Ailleurs sur la Rive-Sud, la construction de 491 logements locatifs a démarré au cours des trois premiers trimestres de 2012 contre celle de 1 136 unités de condominiums. François Giguère, du Comité logement de la Rive-Sud, soutient que « sans la réalisation de logements sociaux initiés par le milieu, la construction d’appartements locatifs serait à peu près à zéro dans plusieurs municipalités de la Rive-Sud ».
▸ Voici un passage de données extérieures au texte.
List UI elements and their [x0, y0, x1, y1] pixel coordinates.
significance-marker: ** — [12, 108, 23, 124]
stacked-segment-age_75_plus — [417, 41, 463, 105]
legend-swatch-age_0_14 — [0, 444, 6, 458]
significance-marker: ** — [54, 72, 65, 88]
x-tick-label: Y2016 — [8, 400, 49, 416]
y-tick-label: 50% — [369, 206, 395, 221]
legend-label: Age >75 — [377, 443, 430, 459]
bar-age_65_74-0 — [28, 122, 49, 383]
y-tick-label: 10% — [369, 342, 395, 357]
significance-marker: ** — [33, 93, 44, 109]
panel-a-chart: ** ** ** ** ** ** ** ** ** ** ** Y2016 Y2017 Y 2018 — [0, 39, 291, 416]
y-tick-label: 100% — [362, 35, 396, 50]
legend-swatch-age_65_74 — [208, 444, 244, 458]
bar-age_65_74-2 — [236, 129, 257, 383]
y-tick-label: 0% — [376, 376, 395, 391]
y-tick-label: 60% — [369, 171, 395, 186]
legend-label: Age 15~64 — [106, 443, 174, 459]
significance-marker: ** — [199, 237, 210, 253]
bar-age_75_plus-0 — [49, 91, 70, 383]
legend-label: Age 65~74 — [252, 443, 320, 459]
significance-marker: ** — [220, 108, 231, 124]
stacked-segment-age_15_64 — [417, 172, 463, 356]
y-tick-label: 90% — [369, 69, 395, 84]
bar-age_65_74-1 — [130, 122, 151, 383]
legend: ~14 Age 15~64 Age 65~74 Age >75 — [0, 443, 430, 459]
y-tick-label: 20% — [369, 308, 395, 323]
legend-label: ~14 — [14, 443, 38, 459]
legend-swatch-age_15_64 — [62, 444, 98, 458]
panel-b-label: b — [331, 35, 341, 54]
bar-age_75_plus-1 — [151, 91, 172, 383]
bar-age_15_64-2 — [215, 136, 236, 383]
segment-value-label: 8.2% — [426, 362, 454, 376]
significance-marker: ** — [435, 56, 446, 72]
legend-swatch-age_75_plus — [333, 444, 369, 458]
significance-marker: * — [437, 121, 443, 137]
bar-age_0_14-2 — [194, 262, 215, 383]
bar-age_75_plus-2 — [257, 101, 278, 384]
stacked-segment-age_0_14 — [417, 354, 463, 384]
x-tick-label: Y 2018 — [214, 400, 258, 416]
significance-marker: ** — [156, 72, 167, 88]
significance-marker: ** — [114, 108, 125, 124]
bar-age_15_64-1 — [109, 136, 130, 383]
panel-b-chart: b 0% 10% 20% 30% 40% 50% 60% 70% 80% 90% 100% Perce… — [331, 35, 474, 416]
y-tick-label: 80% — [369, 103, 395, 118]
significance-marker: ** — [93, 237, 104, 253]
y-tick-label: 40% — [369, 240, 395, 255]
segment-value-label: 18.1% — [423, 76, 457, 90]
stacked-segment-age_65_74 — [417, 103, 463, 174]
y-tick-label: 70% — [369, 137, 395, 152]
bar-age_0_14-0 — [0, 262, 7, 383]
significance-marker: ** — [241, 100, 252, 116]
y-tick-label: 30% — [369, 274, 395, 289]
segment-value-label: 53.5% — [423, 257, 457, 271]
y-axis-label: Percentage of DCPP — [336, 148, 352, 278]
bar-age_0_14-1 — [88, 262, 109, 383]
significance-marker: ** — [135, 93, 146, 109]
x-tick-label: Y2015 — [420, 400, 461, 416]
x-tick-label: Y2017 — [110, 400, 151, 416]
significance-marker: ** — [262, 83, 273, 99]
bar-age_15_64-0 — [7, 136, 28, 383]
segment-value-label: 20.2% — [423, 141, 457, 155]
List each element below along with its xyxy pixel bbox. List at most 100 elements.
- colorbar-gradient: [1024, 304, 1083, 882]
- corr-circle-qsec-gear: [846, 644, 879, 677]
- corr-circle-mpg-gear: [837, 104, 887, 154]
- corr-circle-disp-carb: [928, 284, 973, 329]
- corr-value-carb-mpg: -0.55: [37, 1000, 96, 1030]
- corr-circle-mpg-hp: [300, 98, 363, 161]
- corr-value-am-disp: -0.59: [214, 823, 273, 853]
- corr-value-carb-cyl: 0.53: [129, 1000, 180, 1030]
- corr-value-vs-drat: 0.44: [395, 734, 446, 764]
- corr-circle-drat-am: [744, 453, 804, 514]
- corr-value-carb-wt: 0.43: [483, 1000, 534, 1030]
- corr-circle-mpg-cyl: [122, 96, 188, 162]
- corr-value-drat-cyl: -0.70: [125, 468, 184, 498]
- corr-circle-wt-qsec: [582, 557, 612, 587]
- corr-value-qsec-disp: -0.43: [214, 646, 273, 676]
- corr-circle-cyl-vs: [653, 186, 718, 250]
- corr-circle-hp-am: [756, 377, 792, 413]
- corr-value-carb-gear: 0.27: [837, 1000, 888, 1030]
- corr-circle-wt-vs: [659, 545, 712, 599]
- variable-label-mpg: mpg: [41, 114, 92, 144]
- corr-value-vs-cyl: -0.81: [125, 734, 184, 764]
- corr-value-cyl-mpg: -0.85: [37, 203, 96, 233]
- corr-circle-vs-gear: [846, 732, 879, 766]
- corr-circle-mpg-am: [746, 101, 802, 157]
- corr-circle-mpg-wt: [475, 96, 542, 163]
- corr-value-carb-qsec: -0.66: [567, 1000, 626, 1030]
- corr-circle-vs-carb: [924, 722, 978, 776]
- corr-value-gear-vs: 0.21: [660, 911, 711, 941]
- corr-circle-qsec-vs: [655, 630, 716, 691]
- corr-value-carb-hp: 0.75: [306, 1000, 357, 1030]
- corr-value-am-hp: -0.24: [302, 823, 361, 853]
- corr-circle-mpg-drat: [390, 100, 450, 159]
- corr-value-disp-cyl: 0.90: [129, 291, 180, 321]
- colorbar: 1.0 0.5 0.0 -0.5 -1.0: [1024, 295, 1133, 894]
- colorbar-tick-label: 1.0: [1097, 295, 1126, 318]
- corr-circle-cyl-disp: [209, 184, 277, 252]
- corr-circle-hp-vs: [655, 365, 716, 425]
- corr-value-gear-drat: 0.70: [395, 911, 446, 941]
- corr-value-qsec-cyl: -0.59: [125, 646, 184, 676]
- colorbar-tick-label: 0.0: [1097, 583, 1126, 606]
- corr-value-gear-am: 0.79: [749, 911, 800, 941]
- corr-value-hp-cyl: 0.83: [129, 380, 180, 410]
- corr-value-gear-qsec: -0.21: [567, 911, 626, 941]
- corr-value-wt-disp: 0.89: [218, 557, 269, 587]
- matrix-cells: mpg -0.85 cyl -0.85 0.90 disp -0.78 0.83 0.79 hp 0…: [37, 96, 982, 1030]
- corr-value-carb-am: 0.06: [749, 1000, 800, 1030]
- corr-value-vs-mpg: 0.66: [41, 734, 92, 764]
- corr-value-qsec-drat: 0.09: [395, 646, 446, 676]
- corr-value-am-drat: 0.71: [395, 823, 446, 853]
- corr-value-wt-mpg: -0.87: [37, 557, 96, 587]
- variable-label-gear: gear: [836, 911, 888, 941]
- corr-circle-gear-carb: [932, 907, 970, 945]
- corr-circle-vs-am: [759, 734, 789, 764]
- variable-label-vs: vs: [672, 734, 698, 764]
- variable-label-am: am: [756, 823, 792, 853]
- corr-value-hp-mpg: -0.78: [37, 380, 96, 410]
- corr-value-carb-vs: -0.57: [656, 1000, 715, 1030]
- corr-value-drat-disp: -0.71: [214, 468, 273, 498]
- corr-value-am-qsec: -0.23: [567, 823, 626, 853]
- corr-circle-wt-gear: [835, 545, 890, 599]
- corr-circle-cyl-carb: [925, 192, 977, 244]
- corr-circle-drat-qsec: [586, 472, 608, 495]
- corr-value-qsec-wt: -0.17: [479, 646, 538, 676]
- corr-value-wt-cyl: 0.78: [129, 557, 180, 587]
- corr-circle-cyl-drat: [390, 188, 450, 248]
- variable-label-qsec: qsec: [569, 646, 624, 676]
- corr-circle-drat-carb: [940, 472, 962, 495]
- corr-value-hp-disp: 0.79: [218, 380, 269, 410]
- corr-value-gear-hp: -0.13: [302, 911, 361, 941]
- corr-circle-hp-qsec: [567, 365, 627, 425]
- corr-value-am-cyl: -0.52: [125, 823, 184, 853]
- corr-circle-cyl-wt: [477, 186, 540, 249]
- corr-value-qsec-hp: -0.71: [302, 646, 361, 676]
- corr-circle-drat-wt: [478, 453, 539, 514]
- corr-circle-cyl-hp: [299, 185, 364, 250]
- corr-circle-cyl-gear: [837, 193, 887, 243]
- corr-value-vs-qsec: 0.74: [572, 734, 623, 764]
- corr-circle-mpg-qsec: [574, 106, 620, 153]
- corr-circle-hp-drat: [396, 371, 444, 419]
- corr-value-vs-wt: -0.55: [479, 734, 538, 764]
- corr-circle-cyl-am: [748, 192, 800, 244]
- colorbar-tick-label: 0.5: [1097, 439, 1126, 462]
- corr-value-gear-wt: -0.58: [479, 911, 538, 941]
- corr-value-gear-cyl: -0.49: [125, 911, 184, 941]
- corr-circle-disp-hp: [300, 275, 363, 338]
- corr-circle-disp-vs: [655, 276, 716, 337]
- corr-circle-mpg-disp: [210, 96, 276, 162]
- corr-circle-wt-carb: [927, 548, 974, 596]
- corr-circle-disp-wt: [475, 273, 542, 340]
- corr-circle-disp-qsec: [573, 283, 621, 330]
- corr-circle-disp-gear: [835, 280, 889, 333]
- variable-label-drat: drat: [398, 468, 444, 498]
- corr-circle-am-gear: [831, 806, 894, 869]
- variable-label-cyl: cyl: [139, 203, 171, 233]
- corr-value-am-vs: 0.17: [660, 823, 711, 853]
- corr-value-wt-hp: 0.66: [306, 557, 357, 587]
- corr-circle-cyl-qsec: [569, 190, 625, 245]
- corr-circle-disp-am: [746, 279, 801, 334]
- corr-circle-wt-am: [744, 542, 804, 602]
Les gouvernements interpelés

Les autorités politiques se sont fait rappeler, tout au long de la journée, qu’elles ont des responsabilités à l’égard de tous les droits, dont celui au logement. Or, selon Jean-Claude Laporte, organisateur au FRAPRU, « les gouvernements s’acquittent peu ou mal de ces responsabilités ». Il veut pour preuve le budget présenté hier par le ministre des Finances du nouveau gouvernement du Parti québécois, Nicolas Marceau : « Le budget avait l’occasion d’augmenter significativement le nombre de logements sociaux financés annuellement au Québec, ce qui aurait permis d’assurer le droit au logement d’un plus grand nombre de personnes et de familles. Il s’est contenté de respecter son engagement minimal de 3 000 logements sociaux, sans même prévoir une planification à plus long terme ».

Le FRAPRU se tourne maintenant vers le gouvernement fédéral dont le budget est prévu pour mars 2013, mais sans grands espoirs. Selon M. Laporte, « le gouvernement conservateur de Stephen Harper se moque carrément des droits ». Il rappelle que le gouvernement se montre insensible aux besoins des mal-logés et des sans-abri auxquels il consacre présentement les plus bas investissements des dix dernières années.